The DIRECTOR magazine has just published its list of BRITAIN’S BEST CONNECTED WOMEN, sharing their networking advice. One key theme is that they generally shy away from the term networking and try to focus on establishing real meaningful relationships and providing value without immediately expecting something in return. I have often found that this is the key to true success in networking, rather than the old-fashioned collecting business cards and connecting only with those who can do something for you – I experienced this first hand as a McKinsey analyst at business school, when those aspiring to join McKinsey were suddenly my very best friends, only to ignore me as soon as they got rejected or got the job with McKinsey – that is not smart relationship building for the long term!
If you understand networking as making a true connection, building relationships and creating value for your friends, you may find that you are much better at networking than you thought you were. Here’s a summary of their best networking advice:
- “My advice is to talk to people – it is the personal connection that matters. The old-fashioned basis of creating a relationship doesn’t change – once you’ve got that groundswell of following, then you can start to leverage it using technology“.
Polly Gowers, founder of everyclick.com
- “Never abuse your connections or friendships – I don’t ask favours of any of them. It’s about creating a healthy business relationship on merit”.

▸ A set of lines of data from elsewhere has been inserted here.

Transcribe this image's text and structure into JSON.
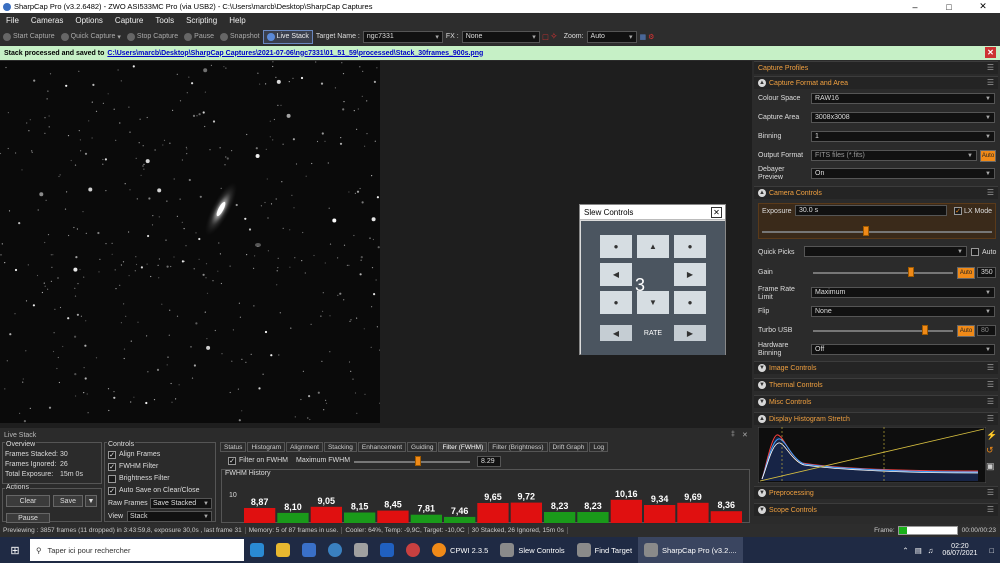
{
  "window": {
    "title": "SharpCap Pro (v3.2.6482) - ZWO ASI533MC Pro (via USB2) - C:\\Users\\marcb\\Desktop\\SharpCap Captures"
  },
  "menu": [
    "File",
    "Cameras",
    "Options",
    "Capture",
    "Tools",
    "Scripting",
    "Help"
  ],
  "toolbar": {
    "start_capture": "Start Capture",
    "quick_capture": "Quick Capture",
    "stop_capture": "Stop Capture",
    "pause": "Pause",
    "snapshot": "Snapshot",
    "live_stack": "Live Stack",
    "target_label": "Target Name :",
    "target_value": "ngc7331",
    "fx_label": "FX :",
    "fx_value": "None",
    "zoom_label": "Zoom:",
    "zoom_value": "Auto"
  },
  "notification": {
    "prefix": "Stack processed and saved to",
    "path": "C:\\Users\\marcb\\Desktop\\SharpCap Captures\\2021-07-06\\ngc7331\\01_51_59\\processed\\Stack_30frames_900s.png"
  },
  "right_panel": {
    "sections": {
      "capture_profiles": "Capture Profiles",
      "capture_format": "Capture Format and Area",
      "camera_controls": "Camera Controls",
      "image_controls": "Image Controls",
      "thermal_controls": "Thermal Controls",
      "misc_controls": "Misc Controls",
      "histogram": "Display Histogram Stretch",
      "preprocessing": "Preprocessing",
      "scope_controls": "Scope Controls"
    },
    "colour_space": {
      "label": "Colour Space",
      "value": "RAW16"
    },
    "capture_area": {
      "label": "Capture Area",
      "value": "3008x3008"
    },
    "binning": {
      "label": "Binning",
      "value": "1"
    },
    "output_format": {
      "label": "Output Format",
      "value": "FITS files (*.fits)",
      "auto": "Auto"
    },
    "debayer": {
      "label": "Debayer Preview",
      "value": "On"
    },
    "exposure": {
      "label": "Exposure",
      "value": "30.0 s",
      "lx_mode": "LX Mode",
      "level": 0.45
    },
    "quick_picks": {
      "label": "Quick Picks",
      "auto": "Auto"
    },
    "gain": {
      "label": "Gain",
      "auto": "Auto",
      "value": "350",
      "level": 0.7
    },
    "frame_rate": {
      "label": "Frame Rate Limit",
      "value": "Maximum"
    },
    "flip": {
      "label": "Flip",
      "value": "None"
    },
    "turbo_usb": {
      "label": "Turbo USB",
      "auto": "Auto",
      "value": "80",
      "level": 0.8
    },
    "hardware_binning": {
      "label": "Hardware Binning",
      "value": "Off"
    }
  },
  "slew": {
    "title": "Slew Controls",
    "rate_number": "3",
    "rate_label": "RATE"
  },
  "live_stack": {
    "title": "Live Stack",
    "overview_title": "Overview",
    "frames_stacked_label": "Frames Stacked:",
    "frames_stacked": "30",
    "frames_ignored_label": "Frames Ignored:",
    "frames_ignored": "26",
    "total_exposure_label": "Total Exposure:",
    "total_exposure": "15m 0s",
    "actions_title": "Actions",
    "clear": "Clear",
    "save": "Save",
    "pause": "Pause",
    "controls_title": "Controls",
    "align_frames": "Align Frames",
    "fwhm_filter": "FWHM Filter",
    "brightness_filter": "Brightness Filter",
    "auto_save": "Auto Save on Clear/Close",
    "raw_frames_label": "Raw Frames",
    "raw_frames_value": "Save Stacked",
    "view_label": "View",
    "view_value": "Stack",
    "tabs": [
      "Status",
      "Histogram",
      "Alignment",
      "Stacking",
      "Enhancement",
      "Guiding",
      "Filter (FWHM)",
      "Filter (Brightness)",
      "Drift Graph",
      "Log"
    ],
    "filter_on_fwhm": "Filter on FWHM",
    "max_fwhm_label": "Maximum FWHM",
    "max_fwhm_value": "8.29",
    "max_fwhm_level": 0.55,
    "fwhm_history_title": "FWHM History",
    "y_axis_label": "10"
  },
  "chart_data": {
    "type": "bar",
    "title": "FWHM History",
    "values": [
      8.87,
      8.1,
      9.05,
      8.15,
      8.45,
      7.81,
      7.46,
      9.65,
      9.72,
      8.23,
      8.23,
      10.16,
      9.34,
      9.69,
      8.36
    ],
    "labels": [
      "8,87",
      "8,10",
      "9,05",
      "8,15",
      "8,45",
      "7,81",
      "7,46",
      "9,65",
      "9,72",
      "8,23",
      "8,23",
      "10,16",
      "9,34",
      "9,69",
      "8,36"
    ],
    "threshold": 8.29,
    "colors": {
      "above": "#e01010",
      "below": "#1a9a1a"
    }
  },
  "statusbar": {
    "previewing": "Previewing : 3857 frames (11 dropped) in 3:43:59,8, exposure 30,0s , last frame 31",
    "memory": "Memory: 5 of 87 frames in use.",
    "cooler": "Cooler: 64%, Temp: -9,9C, Target: -10,0C",
    "stacked": "30 Stacked, 26 Ignored, 15m 0s",
    "frame_label": "Frame:",
    "frame_time": "00:00/00:23",
    "frame_progress": 0.15
  },
  "taskbar": {
    "search_placeholder": "Taper ici pour rechercher",
    "apps": [
      "CPWI 2.3.5",
      "Slew Controls",
      "Find Target",
      "SharpCap Pro (v3.2...."
    ],
    "time": "02:20",
    "date": "06/07/2021"
  },
  "colors": {
    "accent": "#f08a18",
    "notification_bg": "#c6f0c6",
    "taskbar": "#1f2a44"
  }
}
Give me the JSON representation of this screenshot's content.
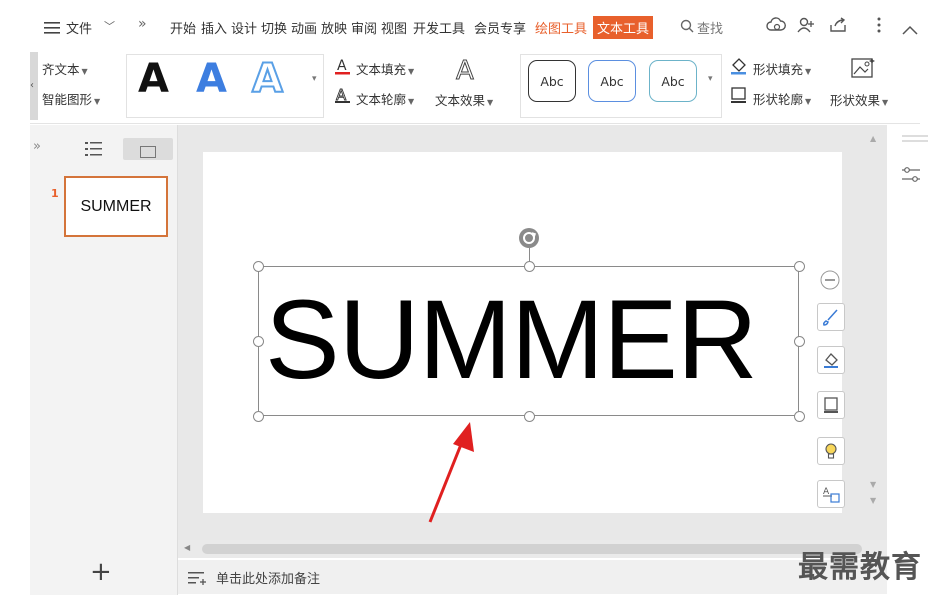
{
  "menubar": {
    "file_label": "文件",
    "tabs": [
      "开始",
      "插入",
      "设计",
      "切换",
      "动画",
      "放映",
      "审阅",
      "视图",
      "开发工具",
      "会员专享"
    ],
    "draw_tools_tab": "绘图工具",
    "text_tools_tab": "文本工具",
    "search_label": "查找"
  },
  "ribbon": {
    "align_text": "齐文本",
    "smart_shape": "智能图形",
    "wordart_styles": [
      "A",
      "A",
      "A"
    ],
    "text_fill": "文本填充",
    "text_outline": "文本轮廓",
    "text_effect": "文本效果",
    "shape_styles": [
      "Abc",
      "Abc",
      "Abc"
    ],
    "shape_fill": "形状填充",
    "shape_outline": "形状轮廓",
    "shape_effect": "形状效果"
  },
  "left_pane": {
    "slide_number": "1",
    "thumbnail_text": "SUMMER",
    "add_slide": "+"
  },
  "slide": {
    "text": "SUMMER"
  },
  "notes": {
    "placeholder": "单击此处添加备注"
  },
  "watermark": "最需教育",
  "colors": {
    "accent": "#e8602c",
    "arrow": "#e02020",
    "selection": "#8a8a8a",
    "wordart_blue": "#3d7ee0"
  }
}
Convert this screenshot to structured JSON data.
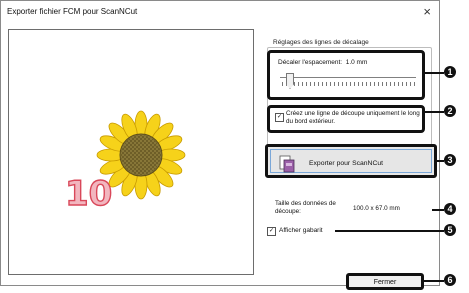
{
  "window": {
    "title": "Exporter fichier FCM pour ScanNCut",
    "close_glyph": "×"
  },
  "settings": {
    "legend": "Réglages des lignes de décalage",
    "offset_label": "Décaler l'espacement:  1.0 mm",
    "offset_value": "1.0 mm",
    "cut_line_checkbox_label": "Créez une ligne de découpe uniquement le long du bord extérieur.",
    "cut_line_checked": true
  },
  "export": {
    "button_label": "Exporter pour ScanNCut"
  },
  "info": {
    "size_label": "Taille des données de découpe:",
    "size_value": "100.0 x 67.0 mm"
  },
  "template": {
    "label": "Afficher gabarit",
    "checked": true
  },
  "buttons": {
    "close_label": "Fermer"
  },
  "callouts": [
    "1",
    "2",
    "3",
    "4",
    "5",
    "6"
  ],
  "preview": {
    "number_text": "10"
  },
  "colors": {
    "petal": "#f6d21a",
    "petal_stroke": "#c79a00",
    "number_fill": "#f2b6bf",
    "number_stroke": "#d9485a",
    "center": "#8b7a3a",
    "accent": "#7aa7d8"
  }
}
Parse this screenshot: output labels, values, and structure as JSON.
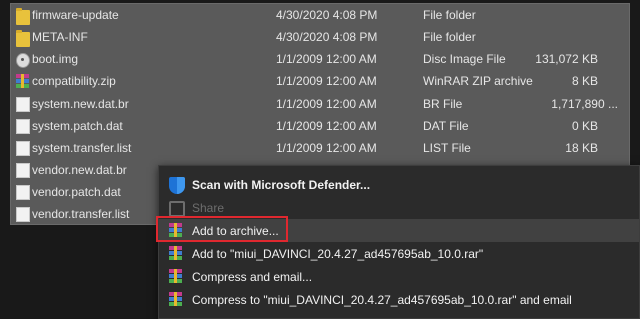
{
  "files": [
    {
      "name": "firmware-update",
      "date": "4/30/2020 4:08 PM",
      "type": "File folder",
      "size": "",
      "icon": "folder-icon"
    },
    {
      "name": "META-INF",
      "date": "4/30/2020 4:08 PM",
      "type": "File folder",
      "size": "",
      "icon": "folder-icon"
    },
    {
      "name": "boot.img",
      "date": "1/1/2009 12:00 AM",
      "type": "Disc Image File",
      "size": "131,072 KB",
      "icon": "disc-image-icon"
    },
    {
      "name": "compatibility.zip",
      "date": "1/1/2009 12:00 AM",
      "type": "WinRAR ZIP archive",
      "size": "8 KB",
      "icon": "winrar-icon"
    },
    {
      "name": "system.new.dat.br",
      "date": "1/1/2009 12:00 AM",
      "type": "BR File",
      "size": "1,717,890 ...",
      "icon": "file-icon"
    },
    {
      "name": "system.patch.dat",
      "date": "1/1/2009 12:00 AM",
      "type": "DAT File",
      "size": "0 KB",
      "icon": "file-icon"
    },
    {
      "name": "system.transfer.list",
      "date": "1/1/2009 12:00 AM",
      "type": "LIST File",
      "size": "18 KB",
      "icon": "file-icon"
    },
    {
      "name": "vendor.new.dat.br",
      "date": "",
      "type": "",
      "size": "",
      "icon": "file-icon"
    },
    {
      "name": "vendor.patch.dat",
      "date": "",
      "type": "",
      "size": "",
      "icon": "file-icon"
    },
    {
      "name": "vendor.transfer.list",
      "date": "",
      "type": "",
      "size": "",
      "icon": "file-icon"
    }
  ],
  "context_menu": {
    "items": [
      {
        "label": "Scan with Microsoft Defender...",
        "icon": "defender-shield-icon"
      },
      {
        "label": "Share",
        "icon": "share-icon"
      },
      {
        "label": "Add to archive...",
        "icon": "winrar-icon"
      },
      {
        "label": "Add to \"miui_DAVINCI_20.4.27_ad457695ab_10.0.rar\"",
        "icon": "winrar-icon"
      },
      {
        "label": "Compress and email...",
        "icon": "winrar-icon"
      },
      {
        "label": "Compress to \"miui_DAVINCI_20.4.27_ad457695ab_10.0.rar\" and email",
        "icon": "winrar-icon"
      }
    ]
  },
  "colors": {
    "highlight_border": "#e0282f",
    "selection_bg": "#5a5a5a",
    "menu_bg": "#2b2b2b"
  }
}
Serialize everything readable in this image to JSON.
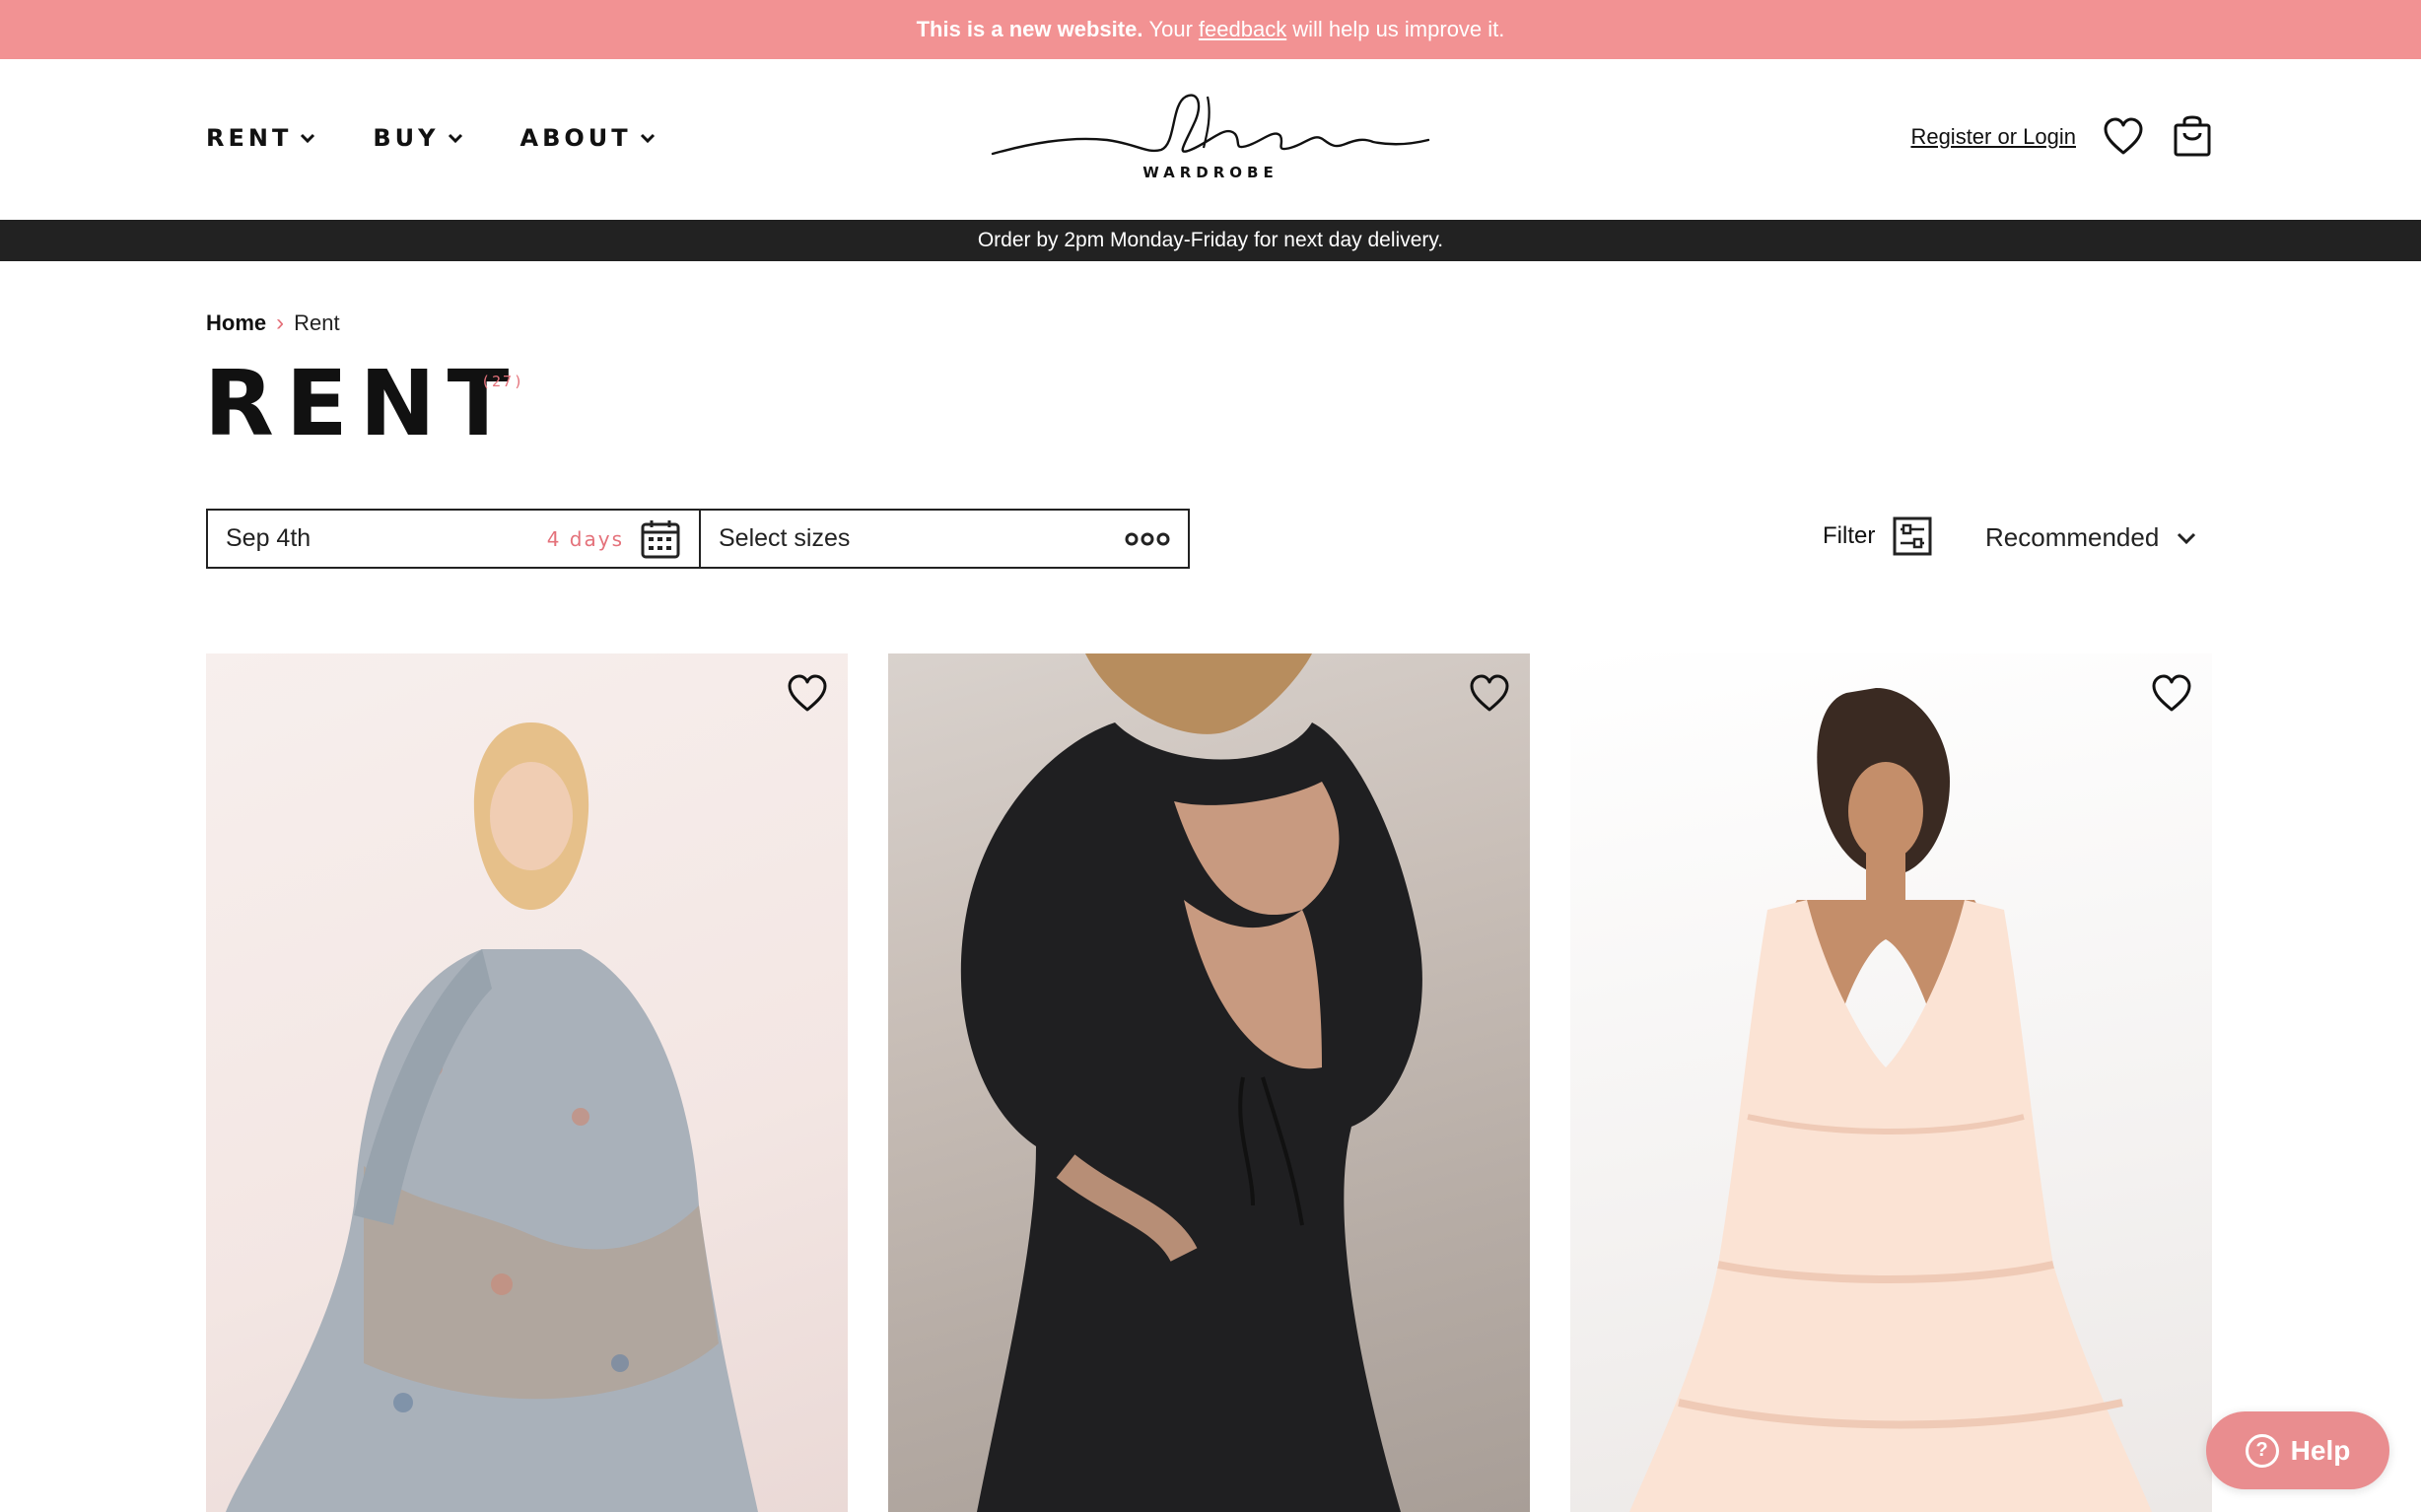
{
  "announcement": {
    "bold": "This is a new website.",
    "pre": "Your",
    "link": "feedback",
    "post": "will help us improve it."
  },
  "nav": {
    "items": [
      {
        "label": "RENT"
      },
      {
        "label": "BUY"
      },
      {
        "label": "ABOUT"
      }
    ]
  },
  "logo": {
    "script": "Endless",
    "sub": "WARDROBE"
  },
  "account": {
    "login_label": "Register or Login"
  },
  "delivery": {
    "text": "Order by 2pm Monday-Friday for next day delivery."
  },
  "breadcrumb": {
    "home": "Home",
    "separator": "›",
    "current": "Rent"
  },
  "page": {
    "title": "RENT",
    "count": "(27)"
  },
  "picker": {
    "date_value": "Sep 4th",
    "duration": "4 days",
    "sizes_placeholder": "Select sizes"
  },
  "toolbar": {
    "filter_label": "Filter",
    "sort_label": "Recommended"
  },
  "help": {
    "label": "Help"
  },
  "colors": {
    "announcement_bg": "#f29293",
    "accent": "#e4717a",
    "delivery_bar": "#222222",
    "help_button": "#e98d8f"
  },
  "icons": [
    "chevron-down-icon",
    "heart-icon",
    "bag-icon",
    "calendar-icon",
    "more-dots-icon",
    "filter-icon",
    "help-icon"
  ]
}
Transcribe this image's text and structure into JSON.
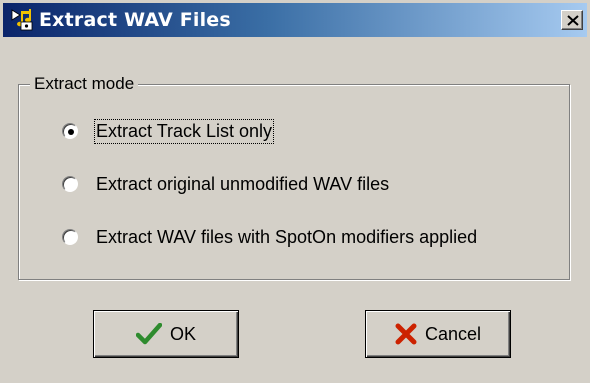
{
  "window": {
    "title": "Extract WAV Files",
    "icon": "music-note-icon"
  },
  "groupbox": {
    "label": "Extract mode"
  },
  "options": [
    {
      "label": "Extract Track List only",
      "selected": true
    },
    {
      "label": "Extract original unmodified WAV files",
      "selected": false
    },
    {
      "label": "Extract WAV files with SpotOn modifiers applied",
      "selected": false
    }
  ],
  "buttons": {
    "ok_label": "OK",
    "cancel_label": "Cancel"
  },
  "colors": {
    "title_start": "#0a246a",
    "title_end": "#a6caf0",
    "face": "#d4d0c8",
    "ok_check": "#2e8b2e",
    "cancel_x": "#cc2200"
  }
}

Lynne Franks, founder of the SEED network
- “Don’t be selfish: always try to be prepared to help your network/connections without necessarily expecting anything in return. The greater the contribution you make, the more people will value you and will respond in kind“.
Bindi Karia, VC/Emerging Business Lead, Microsoft BizSpark
- “It is not just about the number of people you know or the mountain of business cards you collect, but rather about the depth and authenticity of the relationships you build and sustain, the depth and maturity of the connection you have with one another, and about nurturing and valuing the free flow of ideas“.
Lucy Marcus, founder of Marcus Venture Consulting
- “I’m a firm believer in building long term-relationships, not simply “networking”. I have been helped by some of the most unlikely of connections and we can learn from everyone”.
Shaa Wasmund, founder of Smarta.com
- “Nothing compares with face to face – so often I have found a real meeting invaluable – but my trusty mobile is constantly at my side. Networking for me is not an add-on – it’s an essential“.